這決不是古本或元本的麵目。元劇決不會是分為連續的二十折或二十出的,更不會是在每折或每出之前,有二字或四字的所謂標目的。即明初刻本的雜劇,其格局也不是如此。
元刊本的雜劇三十種,每一種的劇文,都是連寫到底,並不分折的。明初周憲王刊的誠齋樂府三十餘種,每一種的劇文,也都是連寫到底並不分折的。

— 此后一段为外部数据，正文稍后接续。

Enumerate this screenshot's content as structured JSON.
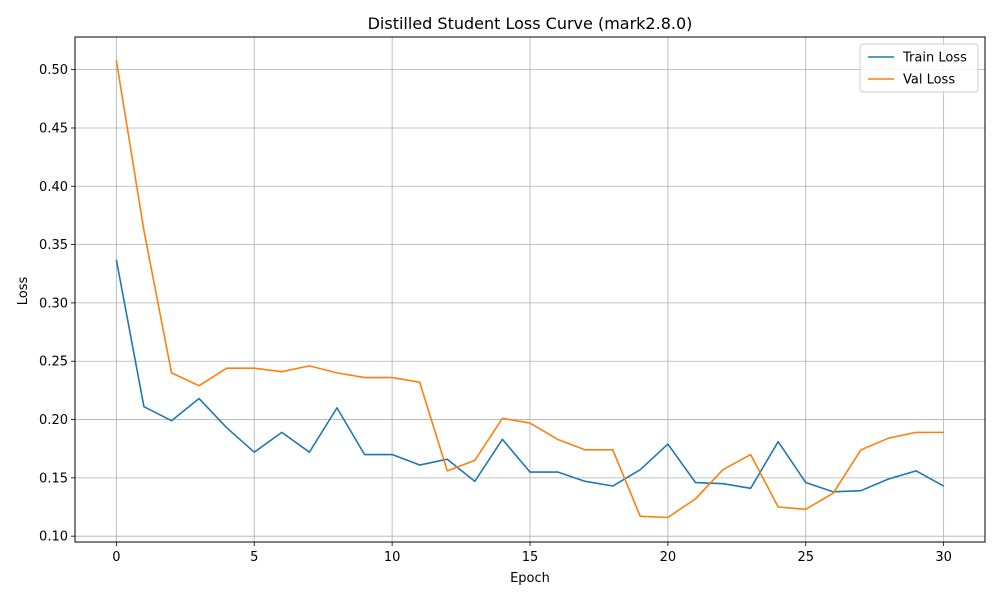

即宣德本的劉東生嬌紅記,其劇文也便是每卷連寫到底,並不分折的。
所以,我們很可以想象,不僅西廂記之分為二十折,或二十出為非“古”,非本來麵目,即臧晉叔元曲選的每劇分為四折或五折,也非“古”,也非本來麵目。
雜劇在實際上供演唱之資的時代,人人都知道其格局,且在實際演唱之時,也大都是一次把全劇都演唱完畢的,故無需去分什麽折,什麽出。全劇原是整個的。直到劉東生的晚年(宣德時代)還是維持著這樣的習尚。
雜劇的分折人,約是始千萬曆時代,至早也不能過嘉靖的晚年。嘉靖戊午(三十九年)紹陶室刊本的雜劇十段錦,也還不曾有什麽分折或分出的痕跡。

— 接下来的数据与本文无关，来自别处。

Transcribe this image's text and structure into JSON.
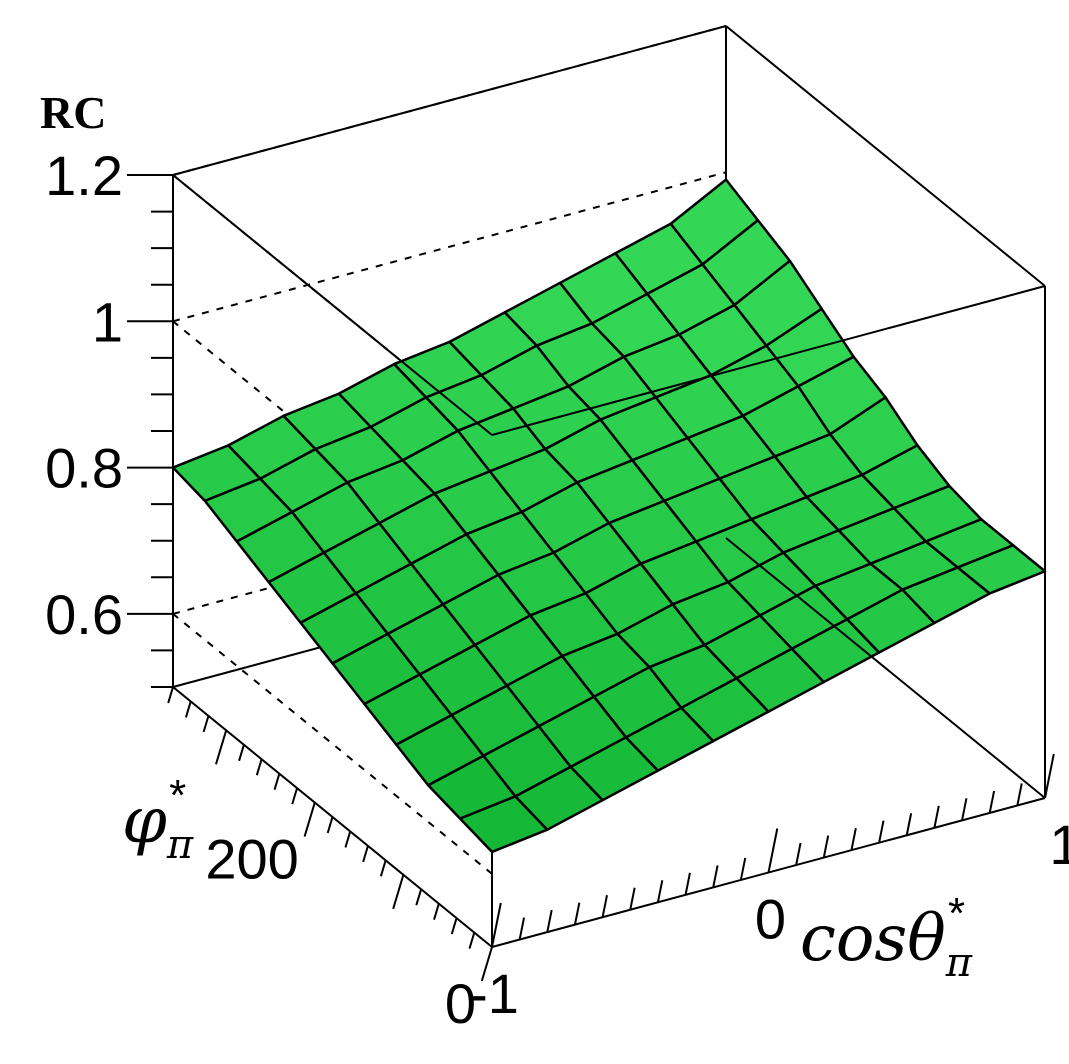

為什麽雜劇的分折,要到萬曆時代方才實現呢?這是很容易明白的,凡是一種文體或思潮在其本體正在繼續生長的時候,往往是不會立即成為分析的研究對象的。到了它死滅,或已成為過去的東西,方才會有更精密的探索與分析。萬曆時代是“南雜劇”(此名稱見於胡文煥的群音類選)鼎盛,而“北雜劇”已成了過去的一種文體的時候(且實際上也已絕跡於劇壇之上),所以,臧晉叔諸人,乃得以將它的體裁,加以分析,將它的劇文,加以章句。

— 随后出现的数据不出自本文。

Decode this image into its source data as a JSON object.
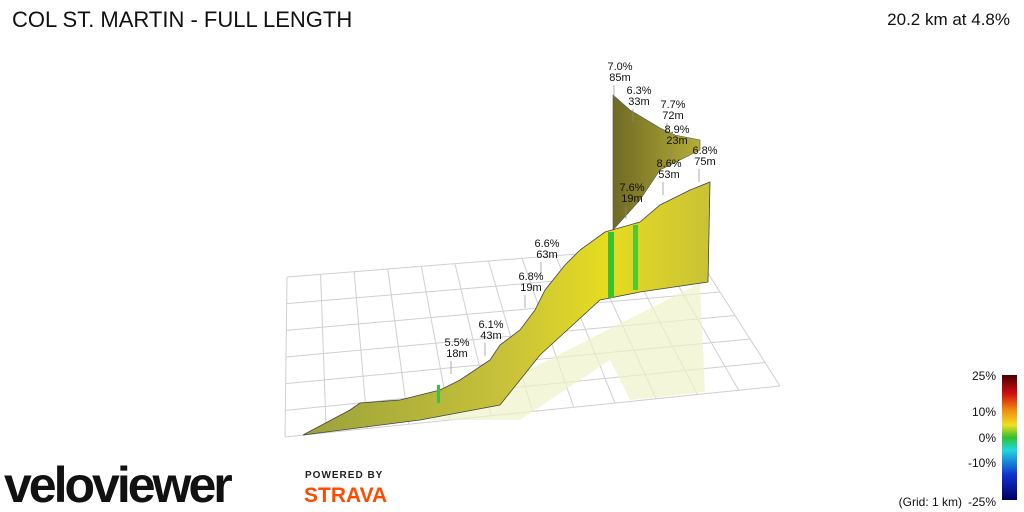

這情形正和漢代許多抱殘守缺的經生們對於周、秦古籍所做的章句的工作,毫無二致。西廂記的分折分出,便也是在這樣的情形之下實現了的。但因西廂記畢竟與其他元人雜劇,略有不同(篇幅特別長),故王伯良、陳眉公諸人,便於分折及分出之外,更於每折或每出之前加以二字,或四字的標目。